The band is composed of five members who came from different ends of the world, and eventually fell together in Santa Monica and became Gaelic Storm.
The members of the band are Patrick Murphy, hailing from Cork City, Ireland, on lead vocals, accordion, spoons, and harmonica; Samantha Hunt, born in Zambia, Africa, on fiddle; Steve Twigger, originally from Coventry, England, on guitar, mandolin, and vocals; Shep Lonsdale from London, England, on African djembe and tupan; and Stephen Wehmeyer, originally from Olean, New York, on bodhran and vocals.
"We were all travelers from someplace else who came together at the pub for the promise of companionship, conversation, and the music of course," said Lonsdale. "It was really inevitable that we'd end up on stage together playing the music that we'd loved so much."
The band's unique style and vigor attracted Titanic producer Randy Gertson. He said he was looking for music to capture the wild, celebratory spirit of the third-class passengers in Steerage Class.

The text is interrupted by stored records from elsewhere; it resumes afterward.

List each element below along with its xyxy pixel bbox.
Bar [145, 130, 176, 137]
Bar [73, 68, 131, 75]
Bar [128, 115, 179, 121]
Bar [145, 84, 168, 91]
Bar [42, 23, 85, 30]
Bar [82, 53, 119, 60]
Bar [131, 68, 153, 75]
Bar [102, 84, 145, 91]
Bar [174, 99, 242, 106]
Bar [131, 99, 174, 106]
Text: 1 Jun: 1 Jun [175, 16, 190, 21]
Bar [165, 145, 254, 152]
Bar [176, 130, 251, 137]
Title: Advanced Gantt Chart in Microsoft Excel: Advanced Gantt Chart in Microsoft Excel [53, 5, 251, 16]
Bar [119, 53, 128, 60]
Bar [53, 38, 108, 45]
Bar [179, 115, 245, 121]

After submitting a demonstration tape, Gaelic Storm won the role of the "Steerage Band," which appeared in one of the film's most upbeat and exciting scenes. Their music provided the perfect atmosphere to accompany the wild celebration of the immigrants in the lowest class of the ship.
Lonsdale said that filming the movie was an amazing experience. "We all felt a little awestruck about the immigrants who had sailed and died on Titanic," he said. "In some way playing this music was a testimony to them. Even though they didn't survive the crossing, their cultures did, and the music continues to thrive in the New World."